Una madrugada que une más allá de las diferencias
En una noche cargada de simbolismo, García-Page ha querido poner el foco en un mensaje que va más allá de la Semana Santa: la convivencia. «Unidad en la diversidad es la clave para convivir pacíficamente», ha subrayado, destacando cómo distintas hermandades, hábitos y sensibilidades encuentran en esta celebración un punto común.
El presidente regional ha asistido a la llegada de la turba a la Plaza Mayor, acompañado por el consejero de Educación, Cultura y Deportes, Amador Pastor, y guiado por el alcalde de la ciudad, Darío Dolz. Desde allí, ha contemplado uno de los momentos más intensos de la madrugada conquense, donde tradición y emoción se funden en una experiencia casi sobrecogedora.
Cuenca, símbolo de unión y patrimonio
No es la primera vez que el líder autonómico se deja envolver por esta procesión, pero sí ha vuelto a insistir en el carácter especial de la ciudad. Ha definido Cuenca como «una de las ciudades más especiales de España», destacando el valor simbólico de Las Turbas como representación de la unión entre hermandades y del arraigo cultural de la Semana Santa.
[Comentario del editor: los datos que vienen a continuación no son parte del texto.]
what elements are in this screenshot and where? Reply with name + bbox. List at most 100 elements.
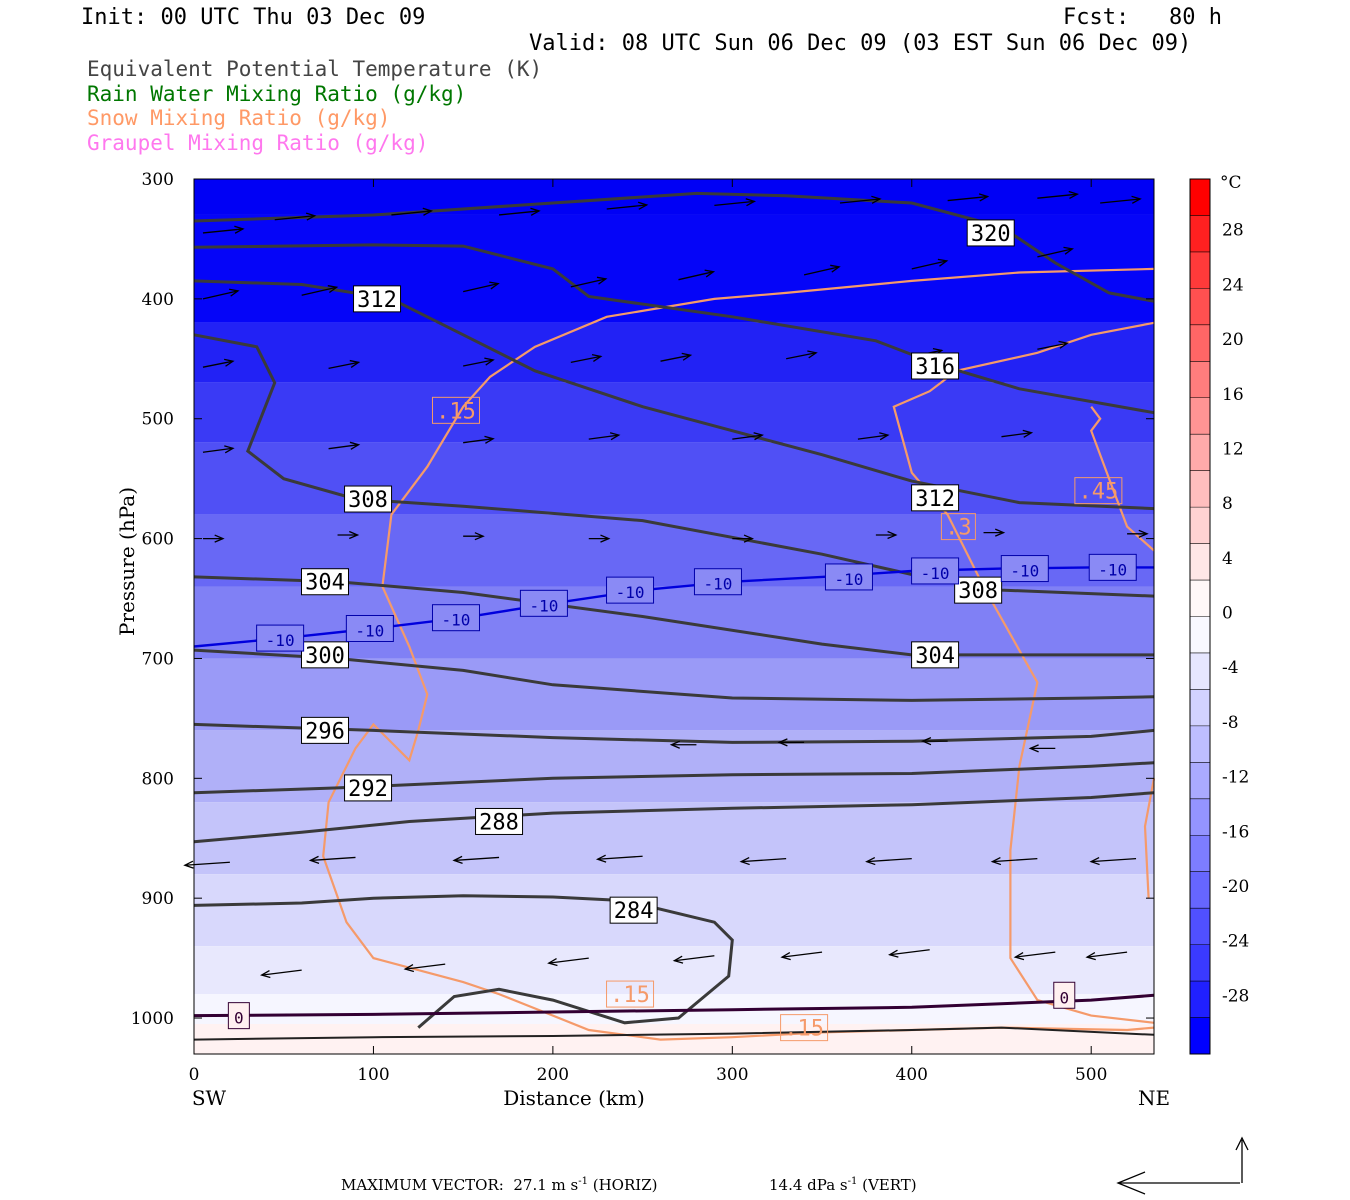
x-tick-label: 0: [189, 1065, 200, 1085]
wind-arrowhead: [745, 198, 757, 207]
theta-e-contour: [193, 761, 1155, 795]
wind-arrowhead: [1068, 190, 1080, 200]
colorbar-unit: °C: [1220, 173, 1242, 193]
theta-e-label-box: [911, 484, 960, 512]
wind-arrowhead: [879, 432, 890, 441]
wind-arrowhead: [484, 435, 495, 444]
wind-vector: [454, 856, 500, 862]
wind-vector: [463, 438, 494, 444]
wind-arrowhead: [704, 269, 716, 278]
wind-arrowhead: [888, 949, 899, 958]
max-vector-horiz: MAXIMUM VECTOR: 27.1 m s-1 (HORIZ): [341, 1176, 658, 1194]
wind-arrowhead: [1058, 340, 1070, 349]
wind-arrowhead: [327, 285, 339, 294]
snow-contour: [892, 321, 1155, 1024]
colorbar-tick-label: 28: [1222, 221, 1244, 241]
snow-label-box: [940, 513, 976, 541]
wind-arrowhead: [530, 207, 541, 216]
colorbar-tick-label: -20: [1222, 877, 1249, 897]
isotherm-label-box: [431, 604, 480, 632]
wind-arrowhead: [349, 530, 360, 540]
wind-arrowhead: [260, 970, 271, 979]
isotherm-label: -10: [529, 596, 558, 615]
legend-rain: Rain Water Mixing Ratio (g/kg): [87, 82, 467, 106]
colorbar-swatch: [1190, 981, 1210, 1019]
legend-snow: Snow Mixing Ratio (g/kg): [87, 106, 391, 130]
wind-arrowhead: [214, 534, 225, 543]
ne-label: NE: [1138, 1086, 1170, 1110]
sw-label: SW: [192, 1086, 227, 1110]
wind-vector: [261, 969, 302, 976]
wind-arrowhead: [672, 955, 684, 964]
wind-arrowhead: [183, 860, 194, 869]
temp-fill-band: [194, 874, 1154, 947]
wind-vector: [781, 951, 823, 958]
theta-e-label: 300: [305, 644, 345, 669]
y-axis-label: Pressure (hPa): [115, 487, 139, 636]
wind-arrowhead: [452, 855, 463, 864]
isotherm-label: -10: [355, 621, 384, 640]
colorbar-swatch: [1190, 908, 1210, 946]
wind-vector: [328, 361, 359, 370]
snow-label: .3: [945, 516, 972, 541]
isotherm-label: -10: [1098, 560, 1127, 579]
theta-e-label: 312: [357, 288, 397, 313]
theta-e-contour: [193, 243, 1155, 415]
theta-e-label: 304: [305, 571, 345, 596]
x-tick-label: 200: [537, 1065, 569, 1085]
y-tick-label: 400: [142, 290, 174, 310]
wind-vector: [463, 283, 499, 293]
wind-vector: [463, 359, 494, 367]
colorbar-swatch: [1190, 507, 1210, 545]
wind-vector: [1091, 857, 1137, 863]
wind-arrowhead: [609, 432, 621, 441]
init-time: Init: 00 UTC Thu 03 Dec 09: [81, 5, 426, 30]
wind-arrowhead: [1085, 952, 1096, 961]
wind-arrowhead: [596, 276, 608, 285]
wind-vector: [328, 444, 359, 450]
wind-vector: [714, 200, 755, 207]
colorbar-swatch: [1190, 725, 1210, 763]
wind-arrowhead: [422, 207, 434, 216]
wind-arrowhead: [994, 528, 1006, 537]
wind-vector: [1037, 342, 1068, 350]
wind-arrowhead: [1063, 246, 1074, 255]
temp-fill-band: [194, 946, 1154, 995]
wind-arrowhead: [591, 353, 603, 362]
wind-vector: [588, 434, 619, 440]
wind-vector: [786, 352, 817, 360]
wind-arrowhead: [489, 281, 500, 290]
wind-arrowhead: [743, 534, 754, 543]
snow-contour: [322, 267, 1155, 1041]
wind-arrowhead: [1131, 195, 1142, 204]
colorbar-tick-label: 24: [1222, 275, 1244, 295]
isotherm-label: -10: [442, 611, 471, 630]
theta-e-label: 316: [915, 355, 955, 380]
y-tick-label: 600: [142, 530, 174, 550]
colorbar-swatch: [1190, 652, 1210, 690]
wind-arrowhead: [978, 193, 990, 202]
colorbar-swatch: [1190, 580, 1210, 617]
colorbar-tick-label: -16: [1222, 822, 1249, 842]
wind-vector: [660, 354, 691, 362]
wind-vector: [498, 210, 540, 216]
wind-arrowhead: [1089, 856, 1100, 866]
theta-e-label: 308: [958, 579, 998, 604]
colorbar-swatch: [1190, 835, 1210, 873]
x-tick-label: 500: [1075, 1065, 1107, 1085]
wind-vector: [570, 355, 601, 364]
isotherm-label: 0: [234, 1009, 244, 1028]
theta-e-label-box: [966, 219, 1015, 247]
colorbar-tick-label: -4: [1222, 658, 1239, 678]
wind-vector: [741, 857, 787, 863]
isotherm-label-box: [256, 624, 305, 652]
legend-theta-e: Equivalent Potential Temperature (K): [87, 57, 543, 81]
colorbar-swatch: [1190, 689, 1210, 727]
surface-contour: [193, 1026, 1155, 1041]
theta-e-label: 304: [915, 644, 955, 669]
wind-arrowhead: [830, 264, 841, 273]
theta-e-label-box: [954, 576, 1003, 604]
y-tick-label: 800: [142, 769, 174, 789]
snow-label-box: [606, 980, 655, 1008]
wind-arrowhead: [780, 952, 791, 961]
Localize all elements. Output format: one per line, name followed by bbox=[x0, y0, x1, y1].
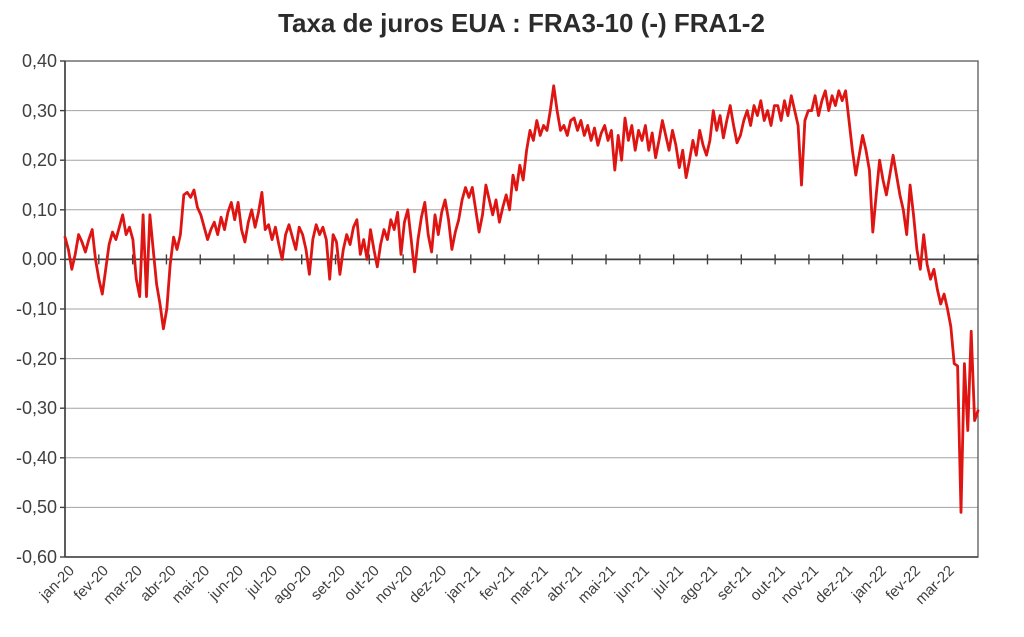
y-axis-label: -0,10 bbox=[15, 299, 57, 319]
y-axis-label: 0,10 bbox=[21, 199, 57, 220]
chart-title: Taxa de juros EUA : FRA3-10 (-) FRA1-2 bbox=[278, 8, 765, 38]
y-axis-label: 0,30 bbox=[21, 100, 57, 121]
y-axis-label: -0,40 bbox=[15, 447, 57, 468]
y-axis-label: 0,40 bbox=[21, 51, 57, 71]
y-axis-label: -0,20 bbox=[15, 348, 57, 369]
y-axis-label: -0,60 bbox=[15, 547, 57, 567]
y-axis-label: -0,50 bbox=[15, 497, 57, 518]
y-axis-label: -0,30 bbox=[15, 398, 57, 419]
data-series-line bbox=[63, 84, 980, 514]
y-axis-label: 0,00 bbox=[21, 249, 57, 270]
y-axis-label: 0,20 bbox=[21, 150, 57, 171]
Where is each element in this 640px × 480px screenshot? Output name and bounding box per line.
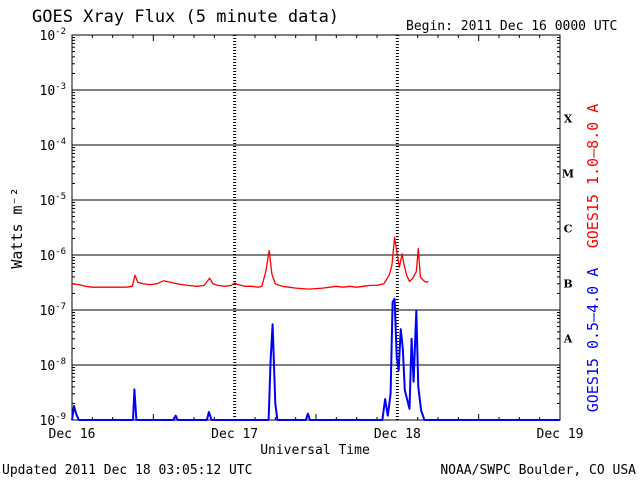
y-tick-label: 10-2 [40, 27, 67, 44]
x-tick-label: Dec 16 [49, 427, 96, 442]
y-tick-label: 10-6 [40, 247, 67, 264]
y-tick-label: 10-3 [40, 82, 67, 99]
y-tick-label: 10-7 [40, 302, 67, 319]
y-tick-exponent: -8 [55, 357, 66, 367]
y-tick-label: 10-8 [40, 357, 67, 374]
y-tick-label: 10-9 [40, 412, 67, 429]
flare-class-a: A [563, 333, 573, 346]
y-axis-ticks: 10-910-810-710-610-510-410-310-2 [40, 27, 67, 429]
y-tick-base: 10 [40, 139, 56, 154]
y-tick-base: 10 [40, 194, 56, 209]
y-tick-exponent: -7 [55, 302, 66, 312]
series-short-channel-line [71, 297, 560, 421]
y-tick-exponent: -6 [55, 247, 66, 257]
updated-timestamp: Updated 2011 Dec 18 03:05:12 UTC [2, 463, 252, 478]
x-tick-label: Dec 19 [537, 427, 584, 442]
credit-text: NOAA/SWPC Boulder, CO USA [440, 463, 636, 478]
y-tick-base: 10 [40, 304, 56, 319]
y-axis-label: Watts m⁻² [8, 187, 26, 268]
x-axis-ticks: Dec 16 Dec 17 Dec 18 Dec 19 [49, 35, 584, 442]
y-tick-base: 10 [40, 84, 56, 99]
plot-frame [71, 34, 561, 421]
x-tick-label: Dec 18 [374, 427, 421, 442]
y-tick-base: 10 [40, 249, 56, 264]
legend-long-channel: GOES15 1.0–8.0 A [584, 104, 602, 249]
flare-class-labels: X M C B A [562, 113, 574, 346]
chart-title: GOES Xray Flux (5 minute data) [32, 7, 339, 27]
y-tick-base: 10 [40, 29, 56, 44]
grid-layer [72, 37, 560, 404]
x-axis-label: Universal Time [260, 443, 370, 458]
y-tick-exponent: -5 [55, 192, 66, 202]
y-tick-exponent: -2 [55, 27, 66, 37]
begin-time: Begin: 2011 Dec 16 0000 UTC [406, 19, 617, 34]
flare-class-c: C [564, 223, 573, 236]
y-tick-base: 10 [40, 359, 56, 374]
legend-short-channel: GOES15 0.5–4.0 A [584, 268, 602, 413]
y-tick-exponent: -9 [55, 412, 66, 422]
series-long-channel-line [71, 236, 429, 290]
y-tick-base: 10 [40, 414, 56, 429]
series-layer [71, 236, 560, 421]
flare-class-x: X [564, 113, 573, 126]
flare-class-b: B [563, 278, 572, 291]
day-separators [233, 35, 399, 420]
y-tick-label: 10-4 [40, 137, 67, 154]
y-tick-label: 10-5 [40, 192, 67, 209]
flare-class-m: M [562, 168, 574, 181]
y-tick-exponent: -3 [55, 82, 66, 92]
x-tick-label: Dec 17 [211, 427, 258, 442]
y-tick-exponent: -4 [55, 137, 66, 147]
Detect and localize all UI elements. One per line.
Esa capacidad de reunir a personas de diferentes ideologías y sensibilidades ha sido, precisamente, uno de los aspectos que García-Page ha querido poner en valor. En contraste con el clima político nacional, ha señalado que celebraciones como esta demuestran que «hay muchas más cosas que nos unen», apelando a trasladar ese espíritu al día a día.
Reconocimiento a la Semana Santa conquense
En este contexto, el presidente ha anunciado que el próximo 31 de mayo, con motivo del Día de Castilla-La Mancha, el Gobierno regional reconocerá al presidente de la Junta de Cofradías de Cuenca, Jorge Sánchez Albendea. Un gesto que pone en valor el trabajo colectivo que sostiene una de las celebraciones más reconocidas del país.
Turismo, tradición y futuro
Más allá de la emoción del momento, la mirada del Ejecutivo regional también se dirige al futuro. García-Page ha destacado el creciente atractivo turístico de la región, especialmente en fechas como la Semana Santa, que atraen a miles de visitantes y refuerzan el potencial del turismo como motor económico.
En este sentido, ha defendido que, frente al avance de la inteligencia artificial, el turismo seguirá dependiendo de elementos insustituibles: la presencia física, el contacto humano y la experiencia directa. Cuenca, con su patrimonio, sus proyectos en marcha y su identidad, se posiciona como uno de los grandes referentes en este ámbito.
Una lección que trasciende la tradición
La madrugada de Las Turbas no solo deja imágenes imborrables. También lanza un mensaje que resuena más allá de sus calles empedradas: en un país marcado por el ruido político, la Semana Santa de Cuenca vuelve a demostrar que la convivencia es posible. Y que, quizá, entre tambores y clarines, también se esconde una forma de entender el futuro.